Harvard Business Review on Reaching India?s ?Vast Middle?

Tuesday, January 4, 2011

The meltdown of the microfinance industry in Andhra Pradesh, as we have noted carries big risks not just for an industry designed to serve the poor but for the entire concept that the poor can be profitable customers.

That has been an emerging trend in management thinking about emerging markets in the last few years, in part because of the success of microfinance. But since these matters tend to be herd-driven, problems in one industry such as lending can quickly cool ardor in other industries for expanding in these markets.

Fortunately, though, there remains at least a robust industry in writing in august journals about the opportunities at what C.K. Prahalad called the “bottom of the pyramid” and others have variously called “the poor” (straightforward but rather predictable) or “the aspiring middle” (it’s optimistic-sounding but rather vague.)

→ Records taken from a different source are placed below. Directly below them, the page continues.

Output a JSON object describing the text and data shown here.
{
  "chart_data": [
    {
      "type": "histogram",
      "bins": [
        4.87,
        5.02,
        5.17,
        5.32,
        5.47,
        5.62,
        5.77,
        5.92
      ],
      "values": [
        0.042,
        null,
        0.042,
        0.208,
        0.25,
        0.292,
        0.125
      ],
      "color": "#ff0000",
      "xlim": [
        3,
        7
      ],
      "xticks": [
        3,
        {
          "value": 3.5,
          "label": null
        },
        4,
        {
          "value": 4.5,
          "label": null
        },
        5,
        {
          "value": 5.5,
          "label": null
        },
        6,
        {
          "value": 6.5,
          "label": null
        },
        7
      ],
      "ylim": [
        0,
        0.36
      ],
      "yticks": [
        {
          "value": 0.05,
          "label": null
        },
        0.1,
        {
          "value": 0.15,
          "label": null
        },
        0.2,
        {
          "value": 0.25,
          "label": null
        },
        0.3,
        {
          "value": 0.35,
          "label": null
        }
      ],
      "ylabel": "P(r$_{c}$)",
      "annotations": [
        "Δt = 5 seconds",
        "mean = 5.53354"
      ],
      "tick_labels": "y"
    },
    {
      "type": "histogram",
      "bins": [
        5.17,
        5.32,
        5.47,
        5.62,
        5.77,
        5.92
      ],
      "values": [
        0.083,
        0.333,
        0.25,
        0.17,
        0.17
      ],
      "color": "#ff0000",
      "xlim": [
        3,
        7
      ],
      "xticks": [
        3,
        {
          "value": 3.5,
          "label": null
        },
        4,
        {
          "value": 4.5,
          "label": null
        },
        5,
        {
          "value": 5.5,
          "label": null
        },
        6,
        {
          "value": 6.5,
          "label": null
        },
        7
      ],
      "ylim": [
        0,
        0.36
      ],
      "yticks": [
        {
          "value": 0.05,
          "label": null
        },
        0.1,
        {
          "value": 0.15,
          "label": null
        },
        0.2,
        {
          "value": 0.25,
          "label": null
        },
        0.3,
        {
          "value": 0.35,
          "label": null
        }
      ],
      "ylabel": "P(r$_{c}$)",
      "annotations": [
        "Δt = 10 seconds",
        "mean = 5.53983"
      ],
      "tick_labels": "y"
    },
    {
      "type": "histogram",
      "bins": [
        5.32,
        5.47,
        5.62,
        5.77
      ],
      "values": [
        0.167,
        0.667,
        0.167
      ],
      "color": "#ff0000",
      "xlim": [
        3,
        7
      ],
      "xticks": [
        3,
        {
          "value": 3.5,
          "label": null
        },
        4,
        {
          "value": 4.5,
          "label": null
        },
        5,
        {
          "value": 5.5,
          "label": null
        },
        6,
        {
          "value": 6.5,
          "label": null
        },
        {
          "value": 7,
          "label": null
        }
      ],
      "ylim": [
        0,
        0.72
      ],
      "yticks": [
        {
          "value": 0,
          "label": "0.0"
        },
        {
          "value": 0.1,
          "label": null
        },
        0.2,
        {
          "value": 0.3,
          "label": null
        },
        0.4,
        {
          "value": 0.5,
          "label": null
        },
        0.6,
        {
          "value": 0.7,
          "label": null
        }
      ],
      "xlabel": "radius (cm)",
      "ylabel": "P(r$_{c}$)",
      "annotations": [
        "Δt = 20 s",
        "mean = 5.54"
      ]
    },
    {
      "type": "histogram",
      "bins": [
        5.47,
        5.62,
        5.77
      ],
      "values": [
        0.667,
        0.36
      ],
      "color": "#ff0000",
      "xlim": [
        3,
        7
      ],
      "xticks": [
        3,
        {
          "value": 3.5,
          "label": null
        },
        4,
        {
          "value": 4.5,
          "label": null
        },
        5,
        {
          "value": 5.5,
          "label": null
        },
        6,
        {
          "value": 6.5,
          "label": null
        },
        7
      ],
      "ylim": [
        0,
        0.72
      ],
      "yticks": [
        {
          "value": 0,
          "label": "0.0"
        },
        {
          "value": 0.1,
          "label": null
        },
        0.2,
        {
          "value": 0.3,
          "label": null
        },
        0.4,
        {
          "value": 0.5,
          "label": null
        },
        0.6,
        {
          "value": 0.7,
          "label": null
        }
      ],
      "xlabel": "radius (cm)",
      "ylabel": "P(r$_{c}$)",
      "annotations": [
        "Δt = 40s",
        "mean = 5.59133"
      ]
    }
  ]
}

The latest article in the genre is to be found in the January-February edition of the Harvard Business Review by three executives at Innosight, a management consulting and investment firm.

Their basic point: Most multinationals approach emerging markets, including India, in one of two ways. Either they slash costs and pump out low-end goods in high volume then are disappointed when they don’t clean up; or they sell high-end, low-volume goods that are available for the well-off the world over then puzzle over their tiny sales in what they keep being told are vast markets.